Ironically, if a shortage of labor here creates a wage war, that could bolster population, Deskins commented. “Migration depends heavily on job opportunities. So, if our labor market is seeing faster wage inflation compared to other places, then it will definitely draw in new residents.”
He sees these kinds of numbers as the most critical data in the long-term labor supply.
“The most significant problem associated with the shortage of workers in the state is captured in the low rate of labor force participation,” Deskins said of tapping into whatever population is here. “… We rank last among the states in terms of the share of our adult population that is either working or looking for work.”
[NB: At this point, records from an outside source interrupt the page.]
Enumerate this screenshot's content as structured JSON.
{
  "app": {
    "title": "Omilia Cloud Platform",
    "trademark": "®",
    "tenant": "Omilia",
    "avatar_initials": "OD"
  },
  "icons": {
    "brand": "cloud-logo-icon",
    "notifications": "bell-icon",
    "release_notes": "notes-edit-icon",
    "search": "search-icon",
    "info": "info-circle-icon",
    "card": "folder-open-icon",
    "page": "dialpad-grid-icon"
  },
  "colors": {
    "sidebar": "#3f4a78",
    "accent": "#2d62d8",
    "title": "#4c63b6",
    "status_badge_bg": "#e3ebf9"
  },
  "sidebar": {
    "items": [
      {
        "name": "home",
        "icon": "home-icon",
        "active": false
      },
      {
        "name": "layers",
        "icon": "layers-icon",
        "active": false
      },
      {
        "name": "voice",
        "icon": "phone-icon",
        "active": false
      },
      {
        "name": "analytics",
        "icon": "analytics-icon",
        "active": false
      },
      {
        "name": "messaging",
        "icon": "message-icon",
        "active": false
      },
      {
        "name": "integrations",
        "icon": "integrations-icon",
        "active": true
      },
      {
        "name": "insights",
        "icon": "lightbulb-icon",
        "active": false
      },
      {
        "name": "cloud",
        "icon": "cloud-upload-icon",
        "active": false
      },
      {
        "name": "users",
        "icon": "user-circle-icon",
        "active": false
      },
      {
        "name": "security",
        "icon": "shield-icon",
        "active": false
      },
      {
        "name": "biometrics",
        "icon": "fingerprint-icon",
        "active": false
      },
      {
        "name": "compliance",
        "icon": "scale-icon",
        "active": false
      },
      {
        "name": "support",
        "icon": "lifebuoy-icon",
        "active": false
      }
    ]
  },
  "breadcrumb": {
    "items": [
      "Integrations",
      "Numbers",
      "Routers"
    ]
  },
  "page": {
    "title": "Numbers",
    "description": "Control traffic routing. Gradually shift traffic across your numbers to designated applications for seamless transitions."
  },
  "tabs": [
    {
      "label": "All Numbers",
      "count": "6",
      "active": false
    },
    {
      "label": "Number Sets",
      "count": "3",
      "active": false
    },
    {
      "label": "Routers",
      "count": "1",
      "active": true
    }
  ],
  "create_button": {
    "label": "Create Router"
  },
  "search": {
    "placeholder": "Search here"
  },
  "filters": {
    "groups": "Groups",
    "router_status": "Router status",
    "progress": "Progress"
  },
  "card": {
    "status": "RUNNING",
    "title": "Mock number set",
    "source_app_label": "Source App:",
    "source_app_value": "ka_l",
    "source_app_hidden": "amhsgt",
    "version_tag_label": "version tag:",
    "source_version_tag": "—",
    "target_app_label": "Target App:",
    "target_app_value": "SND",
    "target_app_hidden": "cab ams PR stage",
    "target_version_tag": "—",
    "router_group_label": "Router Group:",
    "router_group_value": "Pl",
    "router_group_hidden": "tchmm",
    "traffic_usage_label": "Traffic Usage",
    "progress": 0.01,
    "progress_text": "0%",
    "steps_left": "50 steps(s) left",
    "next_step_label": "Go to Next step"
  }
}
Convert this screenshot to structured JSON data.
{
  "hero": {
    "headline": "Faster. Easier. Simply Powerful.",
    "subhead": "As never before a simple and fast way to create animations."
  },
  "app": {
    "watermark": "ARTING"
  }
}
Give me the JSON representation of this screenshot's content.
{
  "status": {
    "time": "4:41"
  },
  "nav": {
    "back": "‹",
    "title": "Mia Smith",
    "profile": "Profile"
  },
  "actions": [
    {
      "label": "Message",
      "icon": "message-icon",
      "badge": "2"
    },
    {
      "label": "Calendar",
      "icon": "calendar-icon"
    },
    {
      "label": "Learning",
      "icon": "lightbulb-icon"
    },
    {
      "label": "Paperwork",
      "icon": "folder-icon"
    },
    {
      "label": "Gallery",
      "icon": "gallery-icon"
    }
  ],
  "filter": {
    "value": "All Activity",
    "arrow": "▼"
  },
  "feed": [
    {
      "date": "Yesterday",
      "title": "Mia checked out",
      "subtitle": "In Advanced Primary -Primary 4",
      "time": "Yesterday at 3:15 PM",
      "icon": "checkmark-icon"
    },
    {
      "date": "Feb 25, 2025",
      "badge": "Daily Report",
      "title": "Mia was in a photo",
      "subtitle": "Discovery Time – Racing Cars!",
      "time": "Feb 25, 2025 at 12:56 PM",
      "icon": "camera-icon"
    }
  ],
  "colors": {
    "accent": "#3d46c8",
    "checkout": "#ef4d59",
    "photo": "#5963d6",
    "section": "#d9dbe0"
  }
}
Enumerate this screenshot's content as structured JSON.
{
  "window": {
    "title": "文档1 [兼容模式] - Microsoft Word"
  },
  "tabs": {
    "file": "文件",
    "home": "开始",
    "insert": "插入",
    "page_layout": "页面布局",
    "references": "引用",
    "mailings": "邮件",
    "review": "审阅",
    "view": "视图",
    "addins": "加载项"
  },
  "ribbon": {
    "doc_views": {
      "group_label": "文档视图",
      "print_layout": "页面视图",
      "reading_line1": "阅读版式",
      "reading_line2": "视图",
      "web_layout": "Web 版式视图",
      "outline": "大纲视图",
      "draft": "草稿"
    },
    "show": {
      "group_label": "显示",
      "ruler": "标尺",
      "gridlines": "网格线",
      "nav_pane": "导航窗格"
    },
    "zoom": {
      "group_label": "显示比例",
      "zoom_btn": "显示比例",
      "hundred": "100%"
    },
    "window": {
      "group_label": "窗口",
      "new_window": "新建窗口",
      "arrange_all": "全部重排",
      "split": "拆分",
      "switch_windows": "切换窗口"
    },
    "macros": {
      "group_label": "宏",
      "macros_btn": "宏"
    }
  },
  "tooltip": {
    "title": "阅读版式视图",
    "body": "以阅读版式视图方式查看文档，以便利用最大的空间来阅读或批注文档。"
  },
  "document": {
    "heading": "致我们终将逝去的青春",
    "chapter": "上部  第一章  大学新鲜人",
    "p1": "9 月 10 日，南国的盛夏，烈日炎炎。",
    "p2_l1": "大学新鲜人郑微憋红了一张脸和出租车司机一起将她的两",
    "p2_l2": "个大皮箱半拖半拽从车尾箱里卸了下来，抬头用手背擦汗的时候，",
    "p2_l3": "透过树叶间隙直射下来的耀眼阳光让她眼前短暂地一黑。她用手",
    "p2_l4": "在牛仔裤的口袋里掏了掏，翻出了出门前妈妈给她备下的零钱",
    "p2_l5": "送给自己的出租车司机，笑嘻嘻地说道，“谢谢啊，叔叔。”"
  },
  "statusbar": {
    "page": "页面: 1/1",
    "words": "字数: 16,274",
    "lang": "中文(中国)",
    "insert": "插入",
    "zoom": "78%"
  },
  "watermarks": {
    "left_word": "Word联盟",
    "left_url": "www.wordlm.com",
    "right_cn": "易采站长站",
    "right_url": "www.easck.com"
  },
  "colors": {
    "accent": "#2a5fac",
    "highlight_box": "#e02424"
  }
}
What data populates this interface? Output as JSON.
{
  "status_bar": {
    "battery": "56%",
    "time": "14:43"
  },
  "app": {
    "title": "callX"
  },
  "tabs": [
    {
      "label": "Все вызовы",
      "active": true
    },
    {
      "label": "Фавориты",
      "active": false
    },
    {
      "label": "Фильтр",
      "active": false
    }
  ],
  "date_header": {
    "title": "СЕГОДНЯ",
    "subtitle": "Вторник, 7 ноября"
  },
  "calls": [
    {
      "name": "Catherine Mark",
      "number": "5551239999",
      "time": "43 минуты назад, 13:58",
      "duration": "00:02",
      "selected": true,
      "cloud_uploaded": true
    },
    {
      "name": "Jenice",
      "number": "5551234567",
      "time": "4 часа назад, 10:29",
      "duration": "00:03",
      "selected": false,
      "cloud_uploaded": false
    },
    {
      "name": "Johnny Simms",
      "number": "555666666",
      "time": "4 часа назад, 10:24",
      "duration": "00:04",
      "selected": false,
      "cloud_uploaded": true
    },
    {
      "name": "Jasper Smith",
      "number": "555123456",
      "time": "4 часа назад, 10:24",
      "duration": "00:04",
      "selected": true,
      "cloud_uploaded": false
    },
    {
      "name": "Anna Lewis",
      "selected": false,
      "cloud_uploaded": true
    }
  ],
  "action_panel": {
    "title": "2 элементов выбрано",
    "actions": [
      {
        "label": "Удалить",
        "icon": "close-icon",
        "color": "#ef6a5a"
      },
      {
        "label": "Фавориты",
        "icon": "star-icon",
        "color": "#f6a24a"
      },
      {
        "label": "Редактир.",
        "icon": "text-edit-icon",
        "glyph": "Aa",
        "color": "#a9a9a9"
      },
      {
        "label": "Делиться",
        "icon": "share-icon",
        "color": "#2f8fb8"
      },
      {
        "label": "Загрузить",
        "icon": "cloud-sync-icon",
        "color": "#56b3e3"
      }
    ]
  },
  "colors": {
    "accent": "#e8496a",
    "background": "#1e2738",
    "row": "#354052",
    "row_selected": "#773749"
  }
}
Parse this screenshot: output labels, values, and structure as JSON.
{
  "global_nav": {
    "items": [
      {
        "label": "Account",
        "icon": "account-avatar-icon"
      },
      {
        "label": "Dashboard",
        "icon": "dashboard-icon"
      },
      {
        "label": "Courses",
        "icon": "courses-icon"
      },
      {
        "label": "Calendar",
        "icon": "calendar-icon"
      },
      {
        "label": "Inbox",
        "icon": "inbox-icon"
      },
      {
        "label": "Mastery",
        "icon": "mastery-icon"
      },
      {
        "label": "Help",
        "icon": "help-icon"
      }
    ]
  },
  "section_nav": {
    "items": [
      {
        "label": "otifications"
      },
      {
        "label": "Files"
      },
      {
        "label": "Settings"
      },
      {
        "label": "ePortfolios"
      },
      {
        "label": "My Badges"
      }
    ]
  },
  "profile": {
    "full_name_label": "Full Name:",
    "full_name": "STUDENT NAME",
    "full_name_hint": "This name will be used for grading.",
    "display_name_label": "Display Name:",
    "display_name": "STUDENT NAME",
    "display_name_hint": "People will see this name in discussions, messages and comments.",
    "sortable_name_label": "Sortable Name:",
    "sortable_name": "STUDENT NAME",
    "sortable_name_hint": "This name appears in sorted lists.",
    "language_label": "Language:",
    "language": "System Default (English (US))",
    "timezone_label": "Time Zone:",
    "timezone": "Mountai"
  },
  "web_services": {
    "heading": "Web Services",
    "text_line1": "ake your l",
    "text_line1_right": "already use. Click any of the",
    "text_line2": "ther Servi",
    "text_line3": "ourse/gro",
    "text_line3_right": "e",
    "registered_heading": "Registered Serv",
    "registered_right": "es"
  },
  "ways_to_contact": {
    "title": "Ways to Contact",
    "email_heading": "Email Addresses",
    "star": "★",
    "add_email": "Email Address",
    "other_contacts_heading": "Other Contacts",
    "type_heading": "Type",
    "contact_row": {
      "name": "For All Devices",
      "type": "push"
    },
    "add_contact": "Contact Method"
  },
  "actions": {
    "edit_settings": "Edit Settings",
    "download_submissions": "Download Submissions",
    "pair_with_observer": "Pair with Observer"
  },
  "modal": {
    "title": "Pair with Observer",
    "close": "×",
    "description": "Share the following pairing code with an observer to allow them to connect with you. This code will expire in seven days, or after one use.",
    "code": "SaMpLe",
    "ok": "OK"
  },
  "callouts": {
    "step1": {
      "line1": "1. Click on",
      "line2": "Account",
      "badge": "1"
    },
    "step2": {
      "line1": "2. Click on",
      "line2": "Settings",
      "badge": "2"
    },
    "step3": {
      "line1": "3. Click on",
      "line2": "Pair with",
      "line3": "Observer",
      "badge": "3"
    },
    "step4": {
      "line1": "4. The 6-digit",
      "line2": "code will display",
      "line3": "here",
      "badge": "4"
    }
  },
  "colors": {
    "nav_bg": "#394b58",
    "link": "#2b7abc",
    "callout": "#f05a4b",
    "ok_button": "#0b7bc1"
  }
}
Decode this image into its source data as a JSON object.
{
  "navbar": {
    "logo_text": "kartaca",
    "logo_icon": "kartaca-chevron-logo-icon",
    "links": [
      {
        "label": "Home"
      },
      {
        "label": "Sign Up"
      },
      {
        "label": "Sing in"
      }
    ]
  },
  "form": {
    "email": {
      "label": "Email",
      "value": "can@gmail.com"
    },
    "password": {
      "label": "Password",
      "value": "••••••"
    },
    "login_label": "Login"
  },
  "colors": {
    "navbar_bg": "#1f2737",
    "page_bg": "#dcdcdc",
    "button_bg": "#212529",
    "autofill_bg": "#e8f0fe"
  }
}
Part of this shortfall is an unfixable reflection of the percentage of state residents who have aged out of the labor force, Deskins has pointed out in previous interviews. But, there are things that can be fixed, he added.
“Really, we need to focus on getting people into the labor force in the first place, and this likely requires efforts around improving workforce preparedness, health and drug abuse outcomes.”
It may also include older workers coming back while the need is hot, Storch noted. Her own mother decided to return to work at age 74 after becoming fully vaccinated. She is substitute teaching for Ohio County Schools, Storch said.